Conservationists who share Karanth's view and those who believe that forest dwellers can coexist with tigers agree on one point: Banning hunting has been the most important factor in the resurgence of wildlife in India's protected areas. Otherwise, the two sides share little common ground, and each questions the other's data, interpretations, and motives. 

For now, debate over the meaning of the growing tiger population in the BRT Tiger Reserve may be beside the point for two reasons: The park has nearly reached its maximum tiger density (according to the forest department), and the Soligas aren't leaving anytime soon. In fact, they are eager to play a bigger role in official conservation efforts.

At the ATREE office, Madegowda showed me a joint management plan that he helped create. It lays out how the operation and oversight of the BRT Tiger Reserve could be shared between the government and the tribe. Such an arrangement, Madegowda said, would go a long way toward preserving both Soliga culture and wildlife habitat in the BR Hills, and could be a model for tiger reserves around the country, especially in parks such as Amrabad, where forest dwellers like the Chenchus are already involved in conservation efforts. 

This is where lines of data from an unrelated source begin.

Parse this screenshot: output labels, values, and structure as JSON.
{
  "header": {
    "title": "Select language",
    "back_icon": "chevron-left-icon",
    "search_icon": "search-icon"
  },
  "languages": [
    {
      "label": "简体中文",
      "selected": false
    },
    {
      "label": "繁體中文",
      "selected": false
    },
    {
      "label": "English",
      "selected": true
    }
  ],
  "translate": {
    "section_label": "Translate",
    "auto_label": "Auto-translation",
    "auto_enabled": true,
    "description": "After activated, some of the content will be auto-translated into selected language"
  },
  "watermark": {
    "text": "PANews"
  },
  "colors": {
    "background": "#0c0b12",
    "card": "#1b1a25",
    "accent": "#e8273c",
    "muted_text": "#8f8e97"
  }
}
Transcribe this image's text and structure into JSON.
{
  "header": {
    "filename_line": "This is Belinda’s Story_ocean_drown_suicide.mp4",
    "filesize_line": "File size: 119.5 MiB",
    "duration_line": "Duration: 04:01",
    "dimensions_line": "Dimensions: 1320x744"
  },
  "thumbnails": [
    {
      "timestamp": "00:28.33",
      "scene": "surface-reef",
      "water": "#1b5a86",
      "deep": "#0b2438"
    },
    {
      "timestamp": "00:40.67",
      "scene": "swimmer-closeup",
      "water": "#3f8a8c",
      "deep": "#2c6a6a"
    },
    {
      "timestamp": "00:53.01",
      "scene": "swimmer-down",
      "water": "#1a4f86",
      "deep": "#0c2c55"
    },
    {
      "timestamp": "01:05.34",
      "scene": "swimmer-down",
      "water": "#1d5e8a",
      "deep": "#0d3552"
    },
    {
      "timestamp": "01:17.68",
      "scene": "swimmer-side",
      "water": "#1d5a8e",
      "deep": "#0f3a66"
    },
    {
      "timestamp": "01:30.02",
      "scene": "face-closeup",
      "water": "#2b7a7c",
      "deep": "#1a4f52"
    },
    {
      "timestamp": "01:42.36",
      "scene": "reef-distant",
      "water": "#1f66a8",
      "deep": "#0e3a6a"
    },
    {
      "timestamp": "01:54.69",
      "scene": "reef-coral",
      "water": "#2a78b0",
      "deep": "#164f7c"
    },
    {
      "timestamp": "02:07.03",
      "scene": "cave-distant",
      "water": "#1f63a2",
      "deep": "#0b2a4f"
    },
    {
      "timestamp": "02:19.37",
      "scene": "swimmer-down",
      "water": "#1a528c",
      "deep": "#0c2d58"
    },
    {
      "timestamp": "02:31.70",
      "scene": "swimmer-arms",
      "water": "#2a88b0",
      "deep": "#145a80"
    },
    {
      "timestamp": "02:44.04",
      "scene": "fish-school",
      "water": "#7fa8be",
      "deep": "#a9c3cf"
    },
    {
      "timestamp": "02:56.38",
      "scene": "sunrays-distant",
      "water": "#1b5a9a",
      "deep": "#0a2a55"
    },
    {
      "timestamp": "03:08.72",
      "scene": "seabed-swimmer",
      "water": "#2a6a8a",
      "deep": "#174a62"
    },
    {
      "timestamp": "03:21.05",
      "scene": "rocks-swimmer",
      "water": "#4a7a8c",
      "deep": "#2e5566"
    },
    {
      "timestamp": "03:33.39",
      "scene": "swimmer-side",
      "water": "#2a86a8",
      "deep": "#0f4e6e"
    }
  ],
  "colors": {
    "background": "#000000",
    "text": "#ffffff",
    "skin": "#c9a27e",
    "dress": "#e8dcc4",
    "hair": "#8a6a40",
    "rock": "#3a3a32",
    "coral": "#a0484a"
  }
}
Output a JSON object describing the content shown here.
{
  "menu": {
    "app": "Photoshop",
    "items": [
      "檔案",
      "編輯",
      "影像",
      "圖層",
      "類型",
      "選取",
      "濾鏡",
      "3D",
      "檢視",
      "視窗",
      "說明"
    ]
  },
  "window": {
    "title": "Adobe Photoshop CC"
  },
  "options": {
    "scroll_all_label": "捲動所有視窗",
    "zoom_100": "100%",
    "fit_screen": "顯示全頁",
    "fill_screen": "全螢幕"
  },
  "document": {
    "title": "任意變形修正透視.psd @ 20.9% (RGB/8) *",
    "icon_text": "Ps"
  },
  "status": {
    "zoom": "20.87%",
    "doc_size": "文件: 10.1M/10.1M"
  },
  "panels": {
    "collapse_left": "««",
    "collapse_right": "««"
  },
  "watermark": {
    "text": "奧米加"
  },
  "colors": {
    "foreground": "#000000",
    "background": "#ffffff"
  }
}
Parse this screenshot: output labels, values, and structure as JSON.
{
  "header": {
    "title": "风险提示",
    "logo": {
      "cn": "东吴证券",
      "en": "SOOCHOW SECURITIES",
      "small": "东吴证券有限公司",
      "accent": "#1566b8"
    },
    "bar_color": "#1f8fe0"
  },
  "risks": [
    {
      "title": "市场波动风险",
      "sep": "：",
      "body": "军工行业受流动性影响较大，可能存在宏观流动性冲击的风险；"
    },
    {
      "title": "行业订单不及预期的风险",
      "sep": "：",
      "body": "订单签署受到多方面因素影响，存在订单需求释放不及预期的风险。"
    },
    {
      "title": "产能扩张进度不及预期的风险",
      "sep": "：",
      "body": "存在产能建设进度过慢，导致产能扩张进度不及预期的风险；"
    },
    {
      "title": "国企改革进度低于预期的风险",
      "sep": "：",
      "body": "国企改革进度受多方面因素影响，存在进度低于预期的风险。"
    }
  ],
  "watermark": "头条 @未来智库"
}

So far, he said, the forest department has shown no interest in the plan.

"Right now . . . no one making decisions is asking the community about our knowledge of the forest," Madegowda said. "If Soligas partner with the government, we can offer input based on our deep understanding of the ecosystem. We are open to recommendations about how to improve the way we do things, to reduce our own impact. If we all share our knowledge and manage the forest together, we can protect it better. This is the best way forward for everyone, including the tigers."

This article was funded by the Sierra Club's International Tiger Protection Project.

This article appeared in the July/August 2017 edition with the headline, "The Tiger Watchers."